Extending pore network models to include electrical double layer effects in micropores for studying capacitive deionization

Abstract

Capacitive Deionization (CDI) is an electro-driven water desalination device. It consists of oppositely charged porous electrodes on either side of a dielectric spacer. The electrodes may be either capacitive or pseudocapacitive electrodes. Capacitive electrodes work by storing ions in the Electrical Double Layers (EDLs) of micropores. To model the uptake of ions into EDLs, transport equations are coupled with appropriate EDL structure model. Previous research has shown that pore structure effects CDI performance. A Pore Network Model (PNM) is a unique tool capable of measuring the effects of pore structure.

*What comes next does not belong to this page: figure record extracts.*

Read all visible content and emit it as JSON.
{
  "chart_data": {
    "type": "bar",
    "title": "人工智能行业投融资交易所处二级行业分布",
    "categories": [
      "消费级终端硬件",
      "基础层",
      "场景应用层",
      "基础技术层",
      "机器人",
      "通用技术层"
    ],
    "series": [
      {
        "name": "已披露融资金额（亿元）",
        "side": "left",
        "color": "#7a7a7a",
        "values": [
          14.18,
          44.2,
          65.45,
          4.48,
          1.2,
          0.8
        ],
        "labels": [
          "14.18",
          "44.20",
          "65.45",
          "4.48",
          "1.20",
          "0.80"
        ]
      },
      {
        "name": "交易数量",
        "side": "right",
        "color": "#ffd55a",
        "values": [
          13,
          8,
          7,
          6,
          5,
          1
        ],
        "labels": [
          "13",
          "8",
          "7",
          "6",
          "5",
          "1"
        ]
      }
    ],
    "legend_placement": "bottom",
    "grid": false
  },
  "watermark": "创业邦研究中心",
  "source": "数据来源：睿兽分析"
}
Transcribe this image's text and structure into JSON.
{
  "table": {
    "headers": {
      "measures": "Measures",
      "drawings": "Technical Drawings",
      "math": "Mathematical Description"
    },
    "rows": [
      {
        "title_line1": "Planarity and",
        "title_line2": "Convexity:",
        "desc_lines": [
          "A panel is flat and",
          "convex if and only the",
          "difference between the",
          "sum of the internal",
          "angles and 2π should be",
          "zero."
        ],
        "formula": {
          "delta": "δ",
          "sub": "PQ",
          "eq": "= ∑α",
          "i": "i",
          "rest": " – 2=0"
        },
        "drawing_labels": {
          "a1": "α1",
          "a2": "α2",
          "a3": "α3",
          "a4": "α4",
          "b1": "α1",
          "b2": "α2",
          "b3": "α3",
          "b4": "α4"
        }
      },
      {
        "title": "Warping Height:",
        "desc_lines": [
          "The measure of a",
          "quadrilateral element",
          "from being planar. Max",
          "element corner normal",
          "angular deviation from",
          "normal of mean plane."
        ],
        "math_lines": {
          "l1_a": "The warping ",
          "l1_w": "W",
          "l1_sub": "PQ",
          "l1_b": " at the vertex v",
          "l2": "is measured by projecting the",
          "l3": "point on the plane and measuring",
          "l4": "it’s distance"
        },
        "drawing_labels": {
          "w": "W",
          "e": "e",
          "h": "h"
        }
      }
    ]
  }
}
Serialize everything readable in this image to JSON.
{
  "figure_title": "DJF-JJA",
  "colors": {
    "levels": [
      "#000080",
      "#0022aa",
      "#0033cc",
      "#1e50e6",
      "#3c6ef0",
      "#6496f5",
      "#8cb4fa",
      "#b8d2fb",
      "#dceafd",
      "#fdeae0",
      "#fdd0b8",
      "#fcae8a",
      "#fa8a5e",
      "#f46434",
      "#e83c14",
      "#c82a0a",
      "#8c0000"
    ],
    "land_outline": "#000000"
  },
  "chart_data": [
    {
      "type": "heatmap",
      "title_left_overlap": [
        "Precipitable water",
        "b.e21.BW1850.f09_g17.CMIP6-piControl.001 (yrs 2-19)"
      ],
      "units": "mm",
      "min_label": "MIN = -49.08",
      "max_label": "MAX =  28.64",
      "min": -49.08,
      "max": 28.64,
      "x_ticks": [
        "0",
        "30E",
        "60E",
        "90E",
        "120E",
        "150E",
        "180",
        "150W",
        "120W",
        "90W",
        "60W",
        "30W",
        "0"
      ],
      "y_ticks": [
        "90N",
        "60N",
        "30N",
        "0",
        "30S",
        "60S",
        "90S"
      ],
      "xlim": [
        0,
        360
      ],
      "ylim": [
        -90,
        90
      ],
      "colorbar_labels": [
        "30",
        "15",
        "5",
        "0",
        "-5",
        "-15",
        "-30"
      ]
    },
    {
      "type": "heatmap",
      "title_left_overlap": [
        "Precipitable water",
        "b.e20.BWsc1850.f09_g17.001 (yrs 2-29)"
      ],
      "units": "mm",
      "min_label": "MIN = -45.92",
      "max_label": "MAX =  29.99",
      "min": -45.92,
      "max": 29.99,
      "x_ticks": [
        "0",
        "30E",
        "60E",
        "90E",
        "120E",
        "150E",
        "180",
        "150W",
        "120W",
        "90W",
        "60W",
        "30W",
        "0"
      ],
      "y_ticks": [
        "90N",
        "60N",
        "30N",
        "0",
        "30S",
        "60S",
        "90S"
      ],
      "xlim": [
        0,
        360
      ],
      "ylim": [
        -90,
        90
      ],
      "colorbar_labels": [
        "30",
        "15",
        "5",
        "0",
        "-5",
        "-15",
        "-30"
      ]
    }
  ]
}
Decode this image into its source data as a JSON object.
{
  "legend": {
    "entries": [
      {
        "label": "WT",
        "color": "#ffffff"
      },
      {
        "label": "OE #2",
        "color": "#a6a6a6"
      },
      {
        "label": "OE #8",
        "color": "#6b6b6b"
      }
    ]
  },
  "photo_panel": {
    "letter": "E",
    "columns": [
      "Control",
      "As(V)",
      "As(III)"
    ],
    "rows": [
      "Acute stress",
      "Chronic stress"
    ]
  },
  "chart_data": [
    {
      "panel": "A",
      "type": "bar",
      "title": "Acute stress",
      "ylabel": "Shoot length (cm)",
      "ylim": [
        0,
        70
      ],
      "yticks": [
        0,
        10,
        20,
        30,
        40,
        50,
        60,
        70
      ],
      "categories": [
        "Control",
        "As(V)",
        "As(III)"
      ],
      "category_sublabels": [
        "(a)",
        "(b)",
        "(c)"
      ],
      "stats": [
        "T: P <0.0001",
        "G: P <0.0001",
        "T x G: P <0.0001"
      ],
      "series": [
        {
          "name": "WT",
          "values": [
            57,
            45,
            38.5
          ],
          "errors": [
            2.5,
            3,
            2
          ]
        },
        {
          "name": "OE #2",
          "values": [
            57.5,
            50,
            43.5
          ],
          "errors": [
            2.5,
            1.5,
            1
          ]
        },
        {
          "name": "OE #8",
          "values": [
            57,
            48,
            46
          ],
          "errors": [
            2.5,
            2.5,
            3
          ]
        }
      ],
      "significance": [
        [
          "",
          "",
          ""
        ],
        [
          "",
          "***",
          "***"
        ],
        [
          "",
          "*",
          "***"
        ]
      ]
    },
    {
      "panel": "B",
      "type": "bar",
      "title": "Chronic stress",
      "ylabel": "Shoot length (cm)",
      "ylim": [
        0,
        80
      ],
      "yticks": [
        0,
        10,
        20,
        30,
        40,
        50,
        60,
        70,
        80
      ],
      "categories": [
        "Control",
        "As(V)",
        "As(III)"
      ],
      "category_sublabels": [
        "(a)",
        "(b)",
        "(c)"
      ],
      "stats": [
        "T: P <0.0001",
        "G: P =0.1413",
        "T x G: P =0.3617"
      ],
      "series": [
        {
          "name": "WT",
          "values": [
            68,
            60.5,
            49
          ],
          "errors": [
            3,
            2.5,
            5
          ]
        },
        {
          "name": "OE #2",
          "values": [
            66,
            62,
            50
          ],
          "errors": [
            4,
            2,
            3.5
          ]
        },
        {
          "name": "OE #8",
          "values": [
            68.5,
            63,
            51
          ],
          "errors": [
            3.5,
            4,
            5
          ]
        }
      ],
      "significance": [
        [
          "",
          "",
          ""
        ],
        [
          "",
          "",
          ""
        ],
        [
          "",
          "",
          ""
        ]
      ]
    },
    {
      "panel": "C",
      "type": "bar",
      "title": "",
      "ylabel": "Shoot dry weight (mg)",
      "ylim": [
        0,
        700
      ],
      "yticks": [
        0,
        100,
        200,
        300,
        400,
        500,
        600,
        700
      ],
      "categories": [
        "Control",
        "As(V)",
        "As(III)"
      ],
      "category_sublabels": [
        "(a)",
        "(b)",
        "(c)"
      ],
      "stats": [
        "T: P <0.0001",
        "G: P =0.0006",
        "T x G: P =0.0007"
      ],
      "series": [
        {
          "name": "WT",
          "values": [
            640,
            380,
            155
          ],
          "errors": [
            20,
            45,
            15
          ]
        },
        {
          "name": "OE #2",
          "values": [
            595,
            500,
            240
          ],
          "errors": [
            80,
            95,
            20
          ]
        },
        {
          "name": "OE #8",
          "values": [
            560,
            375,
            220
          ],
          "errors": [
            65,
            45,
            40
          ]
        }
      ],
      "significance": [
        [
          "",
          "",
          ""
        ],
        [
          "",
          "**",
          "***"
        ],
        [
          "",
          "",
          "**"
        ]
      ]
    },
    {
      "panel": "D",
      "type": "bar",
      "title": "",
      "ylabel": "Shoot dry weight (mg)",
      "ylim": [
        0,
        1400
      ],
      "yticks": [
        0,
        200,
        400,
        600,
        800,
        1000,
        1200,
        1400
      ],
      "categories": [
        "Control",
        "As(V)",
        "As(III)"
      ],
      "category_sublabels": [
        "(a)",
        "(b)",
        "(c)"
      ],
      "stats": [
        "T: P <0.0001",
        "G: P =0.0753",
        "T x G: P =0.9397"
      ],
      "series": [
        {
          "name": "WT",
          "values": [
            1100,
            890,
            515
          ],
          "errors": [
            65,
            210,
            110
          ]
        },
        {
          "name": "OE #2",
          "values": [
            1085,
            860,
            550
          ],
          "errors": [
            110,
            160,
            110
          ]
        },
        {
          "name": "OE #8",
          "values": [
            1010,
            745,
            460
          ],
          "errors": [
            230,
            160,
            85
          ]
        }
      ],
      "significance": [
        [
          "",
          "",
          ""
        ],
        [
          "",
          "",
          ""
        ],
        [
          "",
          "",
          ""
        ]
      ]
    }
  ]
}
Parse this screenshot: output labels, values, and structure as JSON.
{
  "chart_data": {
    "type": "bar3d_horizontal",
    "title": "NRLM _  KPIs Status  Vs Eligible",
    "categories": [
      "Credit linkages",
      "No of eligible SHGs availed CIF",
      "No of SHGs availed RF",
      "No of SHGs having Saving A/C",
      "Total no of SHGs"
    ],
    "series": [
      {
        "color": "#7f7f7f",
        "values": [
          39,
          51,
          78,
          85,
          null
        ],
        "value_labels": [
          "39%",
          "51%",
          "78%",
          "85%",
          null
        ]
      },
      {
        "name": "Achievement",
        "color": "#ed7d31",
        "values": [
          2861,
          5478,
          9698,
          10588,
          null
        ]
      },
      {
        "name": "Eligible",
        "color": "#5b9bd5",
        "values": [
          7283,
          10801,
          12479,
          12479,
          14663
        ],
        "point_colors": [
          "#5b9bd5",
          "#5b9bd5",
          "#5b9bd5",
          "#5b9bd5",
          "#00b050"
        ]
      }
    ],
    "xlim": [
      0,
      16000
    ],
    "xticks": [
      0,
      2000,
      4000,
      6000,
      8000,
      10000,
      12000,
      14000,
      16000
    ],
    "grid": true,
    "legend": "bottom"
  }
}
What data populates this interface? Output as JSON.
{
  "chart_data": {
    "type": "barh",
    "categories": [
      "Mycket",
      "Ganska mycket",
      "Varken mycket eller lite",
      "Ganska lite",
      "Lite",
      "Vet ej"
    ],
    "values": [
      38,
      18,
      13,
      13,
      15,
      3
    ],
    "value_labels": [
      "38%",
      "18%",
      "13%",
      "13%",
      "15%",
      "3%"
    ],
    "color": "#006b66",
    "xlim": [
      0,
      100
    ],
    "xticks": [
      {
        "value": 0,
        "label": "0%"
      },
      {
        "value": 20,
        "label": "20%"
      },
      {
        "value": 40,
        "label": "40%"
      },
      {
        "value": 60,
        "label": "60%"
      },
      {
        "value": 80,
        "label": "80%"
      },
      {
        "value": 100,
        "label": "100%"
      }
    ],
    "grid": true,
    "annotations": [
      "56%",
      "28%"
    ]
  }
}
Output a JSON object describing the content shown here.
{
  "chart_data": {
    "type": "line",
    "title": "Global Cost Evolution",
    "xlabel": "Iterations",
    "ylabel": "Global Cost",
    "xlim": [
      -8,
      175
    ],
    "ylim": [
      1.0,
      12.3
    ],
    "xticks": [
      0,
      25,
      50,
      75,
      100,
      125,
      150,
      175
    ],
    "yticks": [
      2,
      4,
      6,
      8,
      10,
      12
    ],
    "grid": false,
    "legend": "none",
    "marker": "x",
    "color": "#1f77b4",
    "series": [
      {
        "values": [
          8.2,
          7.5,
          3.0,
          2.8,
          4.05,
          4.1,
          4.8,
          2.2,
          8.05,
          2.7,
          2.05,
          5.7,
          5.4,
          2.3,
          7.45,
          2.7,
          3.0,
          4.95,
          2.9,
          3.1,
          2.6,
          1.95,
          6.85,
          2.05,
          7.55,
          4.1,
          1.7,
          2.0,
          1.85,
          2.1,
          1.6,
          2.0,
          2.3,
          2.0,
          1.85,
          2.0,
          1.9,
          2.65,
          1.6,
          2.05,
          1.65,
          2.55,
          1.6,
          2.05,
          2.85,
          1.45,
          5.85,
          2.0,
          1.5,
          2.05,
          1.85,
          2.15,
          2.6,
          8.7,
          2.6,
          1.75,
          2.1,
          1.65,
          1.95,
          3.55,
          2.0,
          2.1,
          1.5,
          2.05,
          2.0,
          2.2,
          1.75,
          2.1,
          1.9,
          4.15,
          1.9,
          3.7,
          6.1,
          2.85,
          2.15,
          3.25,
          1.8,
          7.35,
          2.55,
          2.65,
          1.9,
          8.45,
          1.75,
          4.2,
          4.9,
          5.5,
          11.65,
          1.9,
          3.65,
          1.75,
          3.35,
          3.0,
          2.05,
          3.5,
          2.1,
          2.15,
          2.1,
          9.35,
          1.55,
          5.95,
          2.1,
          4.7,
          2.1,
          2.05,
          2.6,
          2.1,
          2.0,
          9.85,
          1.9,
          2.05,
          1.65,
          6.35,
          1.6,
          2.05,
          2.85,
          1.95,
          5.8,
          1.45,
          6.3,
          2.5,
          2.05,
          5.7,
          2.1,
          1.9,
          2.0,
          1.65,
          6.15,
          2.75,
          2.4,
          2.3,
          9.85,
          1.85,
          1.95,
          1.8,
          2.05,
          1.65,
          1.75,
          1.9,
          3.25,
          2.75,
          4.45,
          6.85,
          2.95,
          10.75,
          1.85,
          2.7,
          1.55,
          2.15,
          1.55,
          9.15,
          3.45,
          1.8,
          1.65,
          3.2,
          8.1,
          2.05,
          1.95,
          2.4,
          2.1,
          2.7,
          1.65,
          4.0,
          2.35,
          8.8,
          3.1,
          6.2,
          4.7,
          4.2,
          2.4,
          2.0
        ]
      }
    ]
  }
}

To the best of the author's knowledge, there is no pore network model of CDI or any PNM in general which applies EDL theory. It is in this work that discretized PDEs are derived for modelling the capacitive storage of ions in a pore network using EDL theory. The EDL theories studied were: Helmholtz, Gouy-Chapman-Stern and modified Donnan. Results from the PNM framework were compared to finite element solver results, and it was found that the error in concentration and potential never exceeded 10% or 15% respectively. Lastly, the new pore network framework was used to accurately predict salt content in effluent of a stop flow CDI cell found in literature.